Kein deutscher Beitrag: "The Da Vinci Code" eröffnet Festival in Cannes
zuletzt aktualisiert: 21.04.2006 - 09:07Paris (rpo). Mit einem Thriller startet am 17. Mai das 59. Filmfestival von Cannes. "The Da Vinci Code", der von Regisseur Ron Howard verfilmte Dan-Brown-Bestseller, glänzt mit Tom Hanks in der Hauptrolle. Er läuft allerdings nicht im Wettbewerb. 19 Filme konkurrieren um die Goldene Palme, die am 28. Mai von der Jury unter Vorsitz des Hongkonger Regisseurs Wong Kar Wai verliehen wird.

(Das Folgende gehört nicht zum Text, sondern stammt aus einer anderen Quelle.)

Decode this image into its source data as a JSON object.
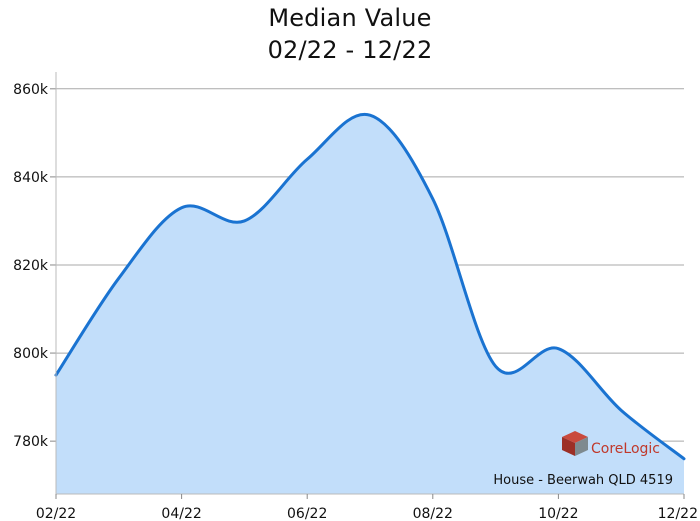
{
  "chart_data": {
    "type": "area",
    "title": "Median Value",
    "subtitle": "02/22 - 12/22",
    "xlabel": "",
    "ylabel": "",
    "x_ticks": [
      "02/22",
      "04/22",
      "06/22",
      "08/22",
      "10/22",
      "12/22"
    ],
    "y_ticks": [
      "780k",
      "800k",
      "820k",
      "840k",
      "860k"
    ],
    "ylim": [
      768000,
      862000
    ],
    "series": [
      {
        "x": [
          "02/22",
          "03/22",
          "04/22",
          "05/22",
          "06/22",
          "07/22",
          "08/22",
          "09/22",
          "10/22",
          "11/22",
          "12/22"
        ],
        "values": [
          795000,
          817000,
          833000,
          830000,
          844000,
          854000,
          835000,
          797000,
          801000,
          787000,
          776000
        ]
      }
    ],
    "grid": true,
    "annotation": "House - Beerwah QLD 4519",
    "watermark": "CoreLogic",
    "colors": {
      "line": "#1a73d1",
      "fill": "#c2defa",
      "grid": "#a9a9a9"
    }
  }
}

Ein deutscher Film ist auf dem größten Filmfestival der Welt abermals nicht vertreten. Für Regisseur Volker Schlöndorff macht die Tatsache deutlich, "dass Berlin und Cannes sich immer noch im Kalten Krieg befinden". Schlöndorff erhielt 1979 für "Die Blechtrommel" als erster deutscher Regisseur die Goldene Palme. In einem Interview mit dem "Tagesspiegel" sagte er, Cannes bleibe das Eingangstor für ausländische Filme in die französischen Kinos. "Wenn die Auswahl für Cannes schon so diskriminierend ist, kommt der deutsche Film auch in Paris oder im Fernsehen nicht vor."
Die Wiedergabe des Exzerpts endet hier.